When data nerds say “80% of data science is actually data cleaning”, they’re not wrong. Most of what data scientists do is ensuring collected data is functional and prepared for use with a data analytics engine like Metabase or Tableau. Our toolkit, Standard Data, automates much of the data standardization process on behalf of our clients and triggers us, the data experts, when more manual efforts are required.
Data Accessibility
We live in the cloud era, meaning data can and should be accessible anywhere, anytime (unless, of course, your data has PII or other sensitivities, in which case, let’s talk…). Features like downloading to CSV or Excel, direct connect to an analytics tool, and JSON API, which allows systems to communicate logically with one another, are all essential in this day and age. Data isn’t useful if it cannot be easily accessed whenever and wherever stakeholders may be.
Data Visualization
Data visualization is the “art” of data presentation and arguably the most important aspect of a better Data Experience. Not everyone is a data genius, so we place a strong emphasis on ensuring our clients understand who will be the consumer of the data. Defining the audience is key in establishing how the data will be consumed or processed and, in our experience, simple visualizations unlock powerful comprehension, regardless of the data’s complexity. Similar to pre-planning, utilizing data to underscore a few key observations is best in measuring success, but ultimately, one must present this data in a format that is palatable to the intended audience target (ie: leadership typically likes simple charts whereas a data analyst will want to see the a full CSV of the raw data).

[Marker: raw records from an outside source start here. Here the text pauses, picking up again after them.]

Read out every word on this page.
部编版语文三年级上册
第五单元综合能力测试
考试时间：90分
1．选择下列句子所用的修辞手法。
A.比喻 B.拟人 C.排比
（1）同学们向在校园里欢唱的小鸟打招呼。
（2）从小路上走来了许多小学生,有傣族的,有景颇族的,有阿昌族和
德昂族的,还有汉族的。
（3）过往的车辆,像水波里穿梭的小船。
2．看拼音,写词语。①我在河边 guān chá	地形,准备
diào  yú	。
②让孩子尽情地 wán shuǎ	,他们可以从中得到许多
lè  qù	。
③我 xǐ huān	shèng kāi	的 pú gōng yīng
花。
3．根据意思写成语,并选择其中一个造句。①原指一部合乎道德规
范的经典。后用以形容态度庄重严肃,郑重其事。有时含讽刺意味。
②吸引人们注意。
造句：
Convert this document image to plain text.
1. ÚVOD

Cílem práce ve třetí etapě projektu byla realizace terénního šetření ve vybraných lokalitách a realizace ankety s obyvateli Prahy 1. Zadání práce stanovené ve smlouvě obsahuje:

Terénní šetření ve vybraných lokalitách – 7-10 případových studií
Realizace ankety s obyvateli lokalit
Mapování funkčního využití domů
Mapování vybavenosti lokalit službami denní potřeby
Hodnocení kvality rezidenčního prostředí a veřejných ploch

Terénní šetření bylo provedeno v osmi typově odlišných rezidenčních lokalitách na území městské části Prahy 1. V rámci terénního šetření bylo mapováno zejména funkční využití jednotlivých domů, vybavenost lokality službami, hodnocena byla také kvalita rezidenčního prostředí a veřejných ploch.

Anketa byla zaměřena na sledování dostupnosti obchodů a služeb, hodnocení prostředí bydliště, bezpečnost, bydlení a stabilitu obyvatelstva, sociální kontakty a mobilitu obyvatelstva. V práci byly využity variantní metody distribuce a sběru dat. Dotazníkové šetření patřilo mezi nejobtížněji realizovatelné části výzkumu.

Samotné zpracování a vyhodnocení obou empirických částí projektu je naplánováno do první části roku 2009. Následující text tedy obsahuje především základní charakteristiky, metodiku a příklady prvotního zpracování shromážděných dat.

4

We find that decision-makers often operate best with a clear “before” and “after” picture, with a quick background on what has occurred in juxtaposition to trends one can expect in the future. Presentations are best for helping folks formulate a point-of-view on a certain topic, thus factual, compelling charts help to clearly articulate the good and the bad. However, the biggest issue we see with our clients is an amalgamation of charts, graphs, and tables showcasing too much data minutia, (we’re data nerds, after all), and not enough substantive, high-level bullets. Most non-data-lovers just need the top line bullets to make a decision – the answers, if you will, without “showing one’s work” in arriving at that answer.
Crafting a Better Data Experience for Your Organization
Essentially, we want organizations to begin thinking about Data Experience as an equal to Customer Experience and User Experience. By repositioning the importance of data in an organization’s prioritization structure, we’ll work towards a world in which data serves as a highly effective throughline in all organizational decision-making, whereas in many cases today, data is either too cumbersome or too much of an afterthought to be truly useful to a broad swath of employees. Much of this can be attributed to poor data onboarding procedures, as Hussem accurately reports, but much of this can also be avoided with a strong Data Experience plan.
Hussem’s main point, “You can realize a smooth, efficient and streamlined data onboarding process in conjunction with adamant validation components so that you can spend more time utilizing your data rather than spending valuable time and effort trying to figure out how to fix it.” This couldn’t be more true. One step further, before collecting any data whatsoever, define a clear plan for said data. This, friends, is the essence of the Data Experience.